The result: privileged students, who were lucky enough to work during an economic boom, have an easier time getting into law school. They look amazing on paper, even though their instrinsic intellegence and ability is severely lacking
4. Posted by Mike Madison on October 25, 2005 @ 9:13 | Permalink
There are so many critiques to be leveled at the Comment by Anonymous, but I'll mention only one:
Are B-schools the bastions of privilege that Anonymous thinks law schools will become?
5. Posted by anonymous on October 25, 2005 @ 10:05 | Permalink
B-schools are bastions of privelege, at least at the top programs. Many b-school students have previous experience at i-banks, high-end consulting companies, hedge funds, etc. Those jobs are increasingly reserved for students from ivy-caliber schools, whose student body is disproportionately populated by privileged students
Please level more critiques. Attack this point: if law schools emphasize work experience, how will they internally weigh that metric when deciding whether to admit a student?
Will it just be: does this applicant have work experience? T or F? Maybe at first, but as the applicant pool adjusts to the new requirement, how then will the admissions office then make decisions (all else being equal)?
My guess is that would have to guess that this metric would be weighed based on prestige.
6. Posted by Fred Tung on October 25, 2005 @ 12:47 | Permalink
Let me go back to Gordon's original post, which I largely agree with. We'd like to think that our comparative advantage is offering intellectual training, and not technical experience, which students can surely acquire after law school. OTOH, I think the world has changed a lot since Gordon and I graduated from law school.
I'll speak to the law firm sector, which is where I've had a little experience. My sense is that the pressure on young lawyers to specialize these days is enormous. Firms are much more profit driven today than even a decade ago, I think. This means that young lawyers may not have the luxury of knowing only how to "think like a lawyer" in the abstract by the time they graduate from law school. Firms don't like to write off associate time. Instead, firms seem more and more to care about whether law grads can "hit the ground running."
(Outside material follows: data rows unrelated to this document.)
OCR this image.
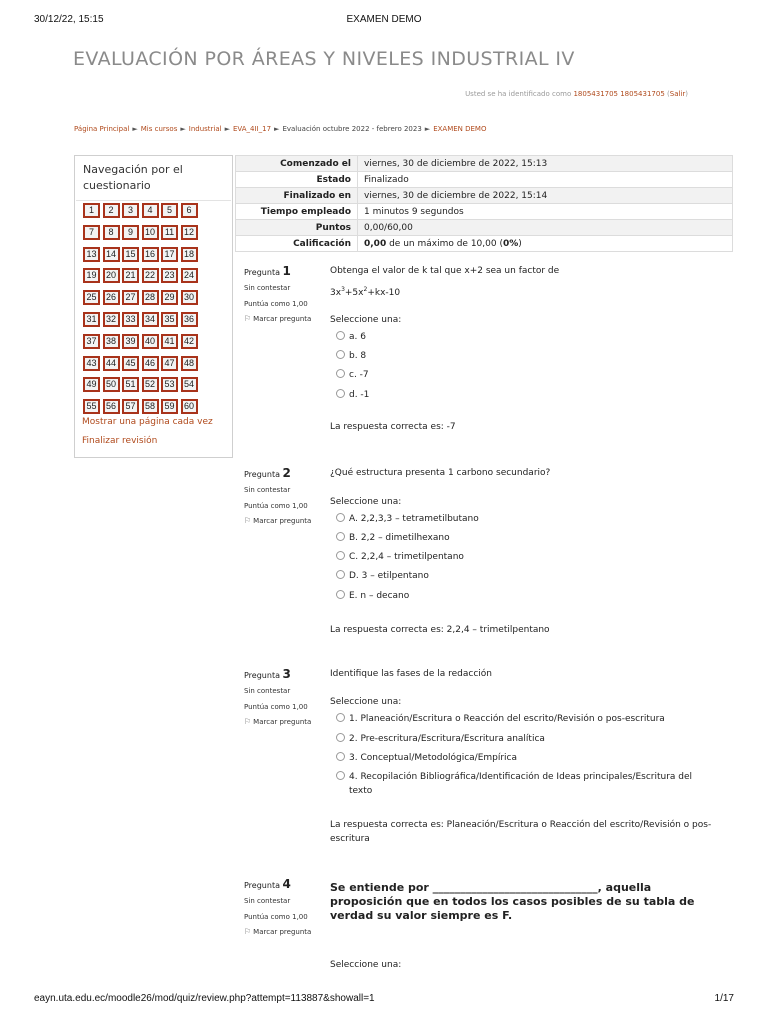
30/12/22, 15:15	EXAMEN DEMO
EVALUACIÓN POR ÁREAS Y NIVELES INDUSTRIAL IV
Usted se ha identificado como 1805431705 1805431705 (Salir)
Página Principal ► Mis cursos ► Industrial ► EVA_4II_17 ► Evaluación octubre 2022 - febrero 2023 ► EXAMEN DEMO
Navegación por el cuestionario
1	2	3	4	5	6
7	8	9	10	11	12
13	14	15	16	17	18
19	20	21	22	23	24
25	26	27	28	29	30
31	32	33	34	35	36
37	38	39	40	41	42
43	44	45	46	47	48
49	50	51	52	53	54
55	56	57	58	59	60
Mostrar una página cada vez
Finalizar revisión
Comenzado el	viernes, 30 de diciembre de 2022, 15:13
Estado	Finalizado
Finalizado en	viernes, 30 de diciembre de 2022, 15:14
Tiempo empleado	1 minutos 9 segundos
Puntos	0,00/60,00
Calificación	0,00 de un máximo de 10,00 (0%)
Pregunta 1
Sin contestar
Puntúa como 1,00
⚐ Marcar pregunta
Obtenga el valor de k tal que x+2 sea un factor de
$3x^3+5x^2+kx-10$
Seleccione una:
a. 6
b. 8
c. -7
d. -1
La respuesta correcta es: -7
Pregunta 2
Sin contestar
Puntúa como 1,00
⚐ Marcar pregunta
¿Qué estructura presenta 1 carbono secundario?
Seleccione una:
A. 2,2,3,3 – tetrametilbutano
B. 2,2 – dimetilhexano
C. 2,2,4 – trimetilpentano
D. 3 – etilpentano
E. n – decano
La respuesta correcta es: 2,2,4 – trimetilpentano
Pregunta 3
Sin contestar
Puntúa como 1,00
⚐ Marcar pregunta
Identifique las fases de la redacción
Seleccione una:
1. Planeación/Escritura o Reacción del escrito/Revisión o pos-escritura
2. Pre-escritura/Escritura/Escritura analítica
3. Conceptual/Metodológica/Empírica
4. Recopilación Bibliográfica/Identificación de Ideas principales/Escritura del
texto
La respuesta correcta es: Planeación/Escritura o Reacción del escrito/Revisión o pos-escritura
Pregunta 4
Sin contestar
Puntúa como 1,00
⚐ Marcar pregunta
Se entiende por ______________________________, aquella proposición que en todos los casos posibles de su tabla de verdad su valor siempre es F.
Seleccione una:
eayn.uta.edu.ec/moodle26/mod/quiz/review.php?attempt=113887&showall=1	1/17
Now, the quality/rank/prestige/(fill in your own hierarchical criteria) of the school clearly matters. Firms probably don't worry very much about whether an NYU grad can figure out how to practice law. For lower ranked schools in competitive markets, though, the experience for graduates may be very different.
Higher ranked schools can still afford to train their students to be law firm partners (or academics!), confident that they'll be able to master the skills required for being an associate on their own. As one moves away from the prestige schools in a given legal market, though, it seems to me that schools will need to train their students to be associates. Otherwise, they might never get a chance to be a partner.
7. Posted by Plainsman on October 25, 2005 @ 15:26 | Permalink
B-schools are bastions of privilege, at least at the top programs. Many b-school students have previous experience at i-banks, high-end consulting companies, hedge funds, etc. Those jobs are increasingly reserved for students from ivy-caliber schools, whose student body is disproportionately populated by privileged students.
This comment rings true to me. It squares with my own knowledge of top B-schools, which is second-hand but not insignificant.
Top law schools, while no great shakes on the economic diversity front, seem more so than top business schools.
8. Posted by Christine on October 25, 2005 @ 16:08 | Permalink
I have always thought that law schools were more schools of opportunity than medical schools because the LSAT is an aptitude test, not a knowledge test, like the MCAT. Doing well on the LSAT does not necessarily hinge on the quality of your high school education or your college education. I would suspect that doing well on the MCAT does. Perhaps doing well on the GMAT does as well, which explains the lack of economic diversity at top B-schools.